What is an Infidel? What Does it Mean to be an Infidel?

Infidels and Atheists in the Modern West

Atheist Definition
Atheist Definition. Anthony Bradshaw / Getty Images

Infidel is defined literally as "one without faith." Today the label infidel is technically an archaic term referring to anyone who doubts or denies the tenets of whichever religion is most popular in their society. According to this definition, an infidel in one society may be a True Believer in a neighboring society. Being an infidel is thus always relative to whatever religion possesses the most social, cultural, and political power in one's society at any given time.

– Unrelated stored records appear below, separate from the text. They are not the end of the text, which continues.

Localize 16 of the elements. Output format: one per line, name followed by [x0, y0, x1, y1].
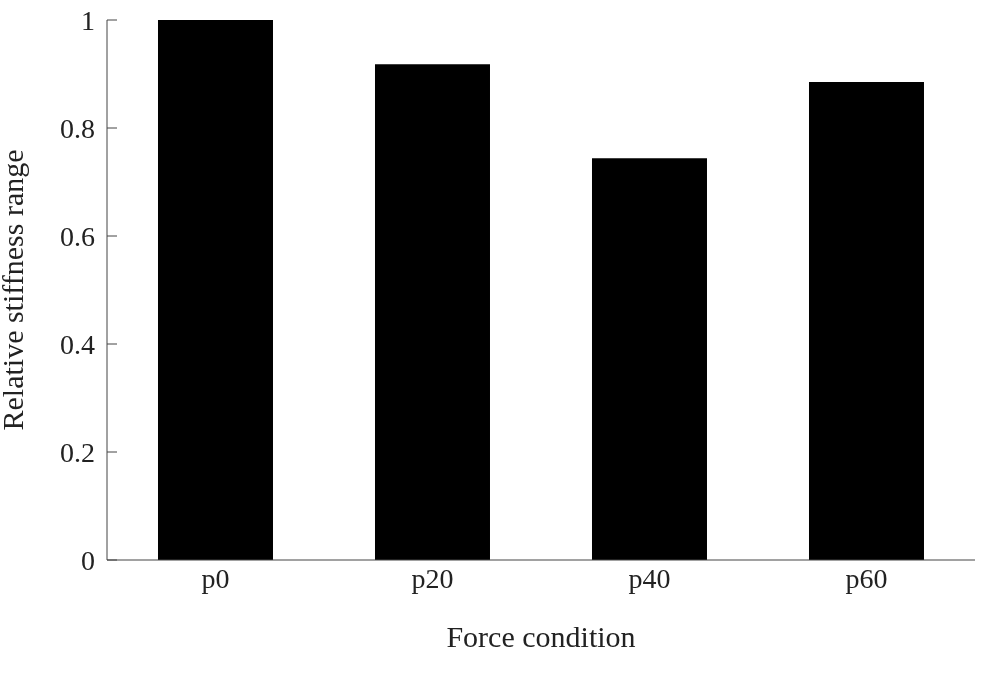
- y-tick-label: 0.2: [60, 436, 95, 468]
- x-tick-label: p20: [411, 562, 454, 594]
- bar: [592, 158, 707, 560]
- x-tick-label: p60: [845, 562, 888, 594]
- bar: [158, 20, 273, 560]
- y-tick-label: 1: [81, 4, 95, 36]
- x-tick-label: p0: [201, 562, 230, 594]
- y-axis-title: Relative stiffness range: [0, 149, 29, 431]
- y-tick-label: 0.4: [60, 328, 95, 360]
- y-tick-label: 0: [81, 544, 95, 576]
- x-tick-label: p40: [628, 562, 671, 594]
- bar: [375, 64, 490, 560]
- bar: [809, 82, 924, 560]
- y-tick-label: 0.8: [60, 112, 95, 144]
- x-axis-title: Force condition: [446, 620, 636, 653]
- y-tick-label: 0.6: [60, 220, 95, 252]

As such, being an infidel doesn't always equate to atheism.

During the modern era some atheists have adopted the definition of infidel for their own use and to describe the fact that not only do they not believe in any , but also that they question, doubt, and challenge the tenets of popular religion of their society. Atheists who deliberately adopt the label "infidel" reject the negative implications of the definition of term. These self-described infidels argue that the label should be treated as a positive one.


Defining Infidel

According to the Oxford English Dictionary, the definition of infidel is:

1. One who does not believe in (what the speaker holds to be) the true religion; an ‘unbeliever’.

2. In specific applications: a. From a Christian point of view: An adherent of a religion opposed to Christianity; esp. a Muhammadan, a Saracen (the earliest sense in Eng.); also (more rarely), applied to a Jew, or a pagan. Now chiefly Hist.

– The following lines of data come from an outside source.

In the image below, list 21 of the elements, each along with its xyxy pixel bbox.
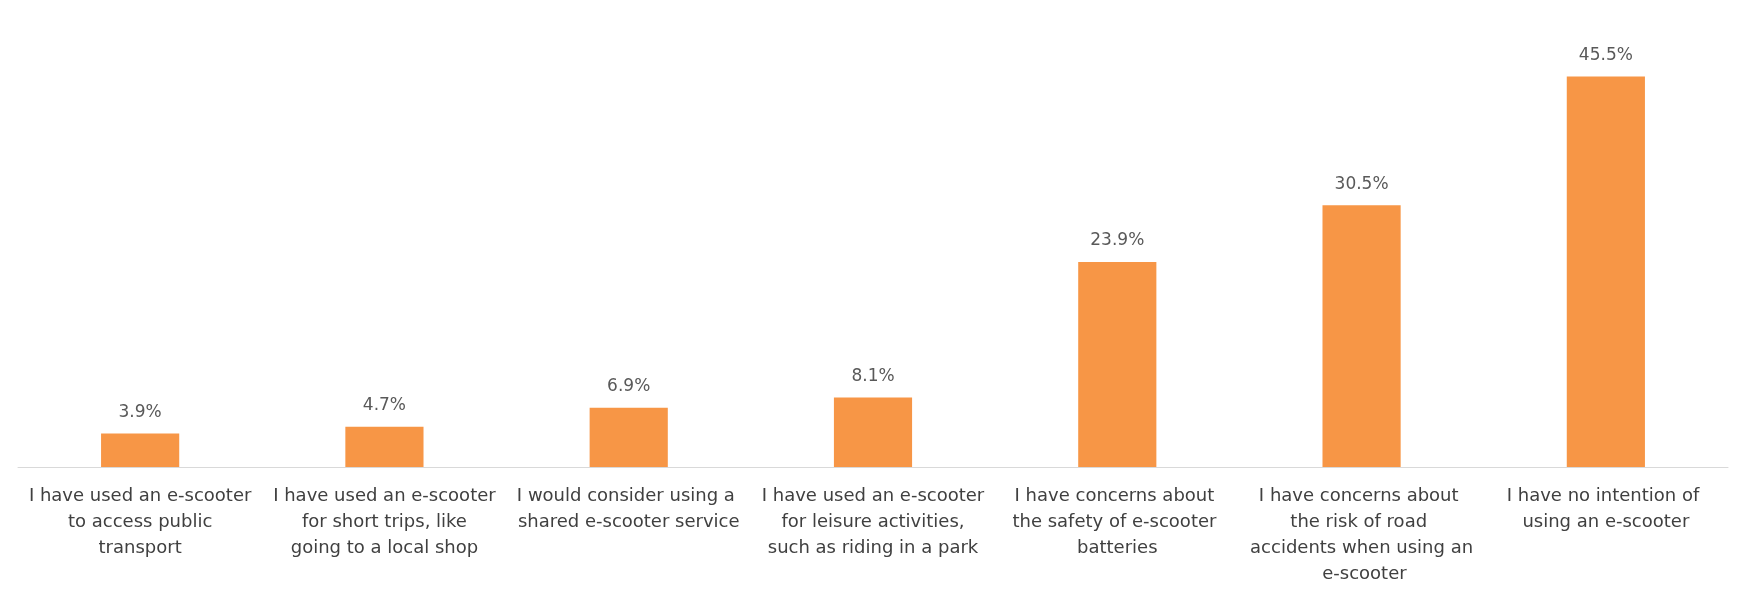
data-label: 8.1% [851, 365, 895, 385]
x-tick-label: I have used an e-scooter to access public transport [28, 483, 252, 557]
bar [1078, 261, 1157, 467]
data-label: 45.5% [1578, 44, 1633, 65]
bar [1322, 205, 1401, 467]
bar [1566, 76, 1645, 467]
x-tick-label: I would consider using a shared e-scooter service [516, 483, 741, 531]
data-label: 4.7% [362, 394, 407, 415]
bar [589, 407, 668, 467]
x-tick-label: I have no intention of using an e-scooter [1506, 483, 1705, 531]
data-label: 6.9% [607, 375, 651, 396]
x-tick-label: I have concerns about the safety of e-scooter batteries [1012, 483, 1223, 557]
x-tick-label: I have used an e-scooter for short trips, like going to a local shop [273, 483, 497, 557]
data-label: 23.9% [1090, 229, 1145, 250]
bar [833, 397, 913, 467]
bar [345, 426, 424, 467]
bar [101, 433, 180, 467]
data-label: 30.5% [1334, 172, 1389, 193]
data-label: 3.9% [118, 401, 162, 422]
x-tick-label: I have concerns about the risk of road accidents when using an e-scooter [1250, 483, 1474, 583]
x-tick-label: I have used an e-scooter for leisure activities, such as riding in a park [761, 483, 985, 557]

2.b From a non-Christian (esp. Jewish or Muhammadan) point of view: Gentile, Giaour, etc.

3.a. disbeliever in religion or divine revelation generally; especially one in a Christian land who professedly rejects or denies the divine origin and authority of Christianity; a professed unbeliever. Usually a term of opprobrium.

b. Of persons: Unbelieving; adhering to a false religion; pagan, heathen, etc. (Cf. the n.)

Long-time Christian usage of the term "infidel" tended to be negative, but as demonstrated by definition #3, both A and B, this was not always the case. The label infidel could, at least in theory, also be used in a neutral way to simply describe someone who wasn't a Christian. It thus did not absolutely need to be regarded as inherently negative to be a disbeliever.

Even an ostensibly neutral usage, though, can carry something of an undercurrent of condemnation from Christians because of the common assumption that being a non-Christian means being less moral, less trustworthy, and of course destined for hell. Then there is the fact that the term itself is derived from roots that mean "not faithful" and from a Christian perspective it would be difficult for this to not carry some negative connotations.


Redefining Infidel

Skeptics and secularists started adopting the label infidel as a positive description during the Enlightenment after it had already been applied to them by church leaders. The idea seems to have been to take it as a badge of honor rather than hide from it. Thus infidel started being used as a label for a philosophical movement dedicated to reforming society by removing the negative influences of traditional religion, religious institutions, and religious superstitions.

This "Infidel Movement" was secular, skeptical, and atheistic, though not all members identified as atheists and the movement was distinct from other Enlightenment movements which advocated secularism and anti-clericalism. Early in the 20th century the label infidel fell out of favor because it came with too many negative connotations in Christianity.

Many gravitated instead to the label "secularism" because it was something which both irreligious atheists and liberal Christians could adopt together. Others, especially those with a more critical attitude towards traditional religion, gravitated to the "freethinker" label and freethought movement.

Today use of the label infidel is relatively uncommon, but not entirely unheard of. Infidel still carries some negative baggage from Christianity and some may feel that it's use means accepting a Christian conceptualization of how to understand people. Others though still see value in taking epithets and "owning" them through new use and new associations.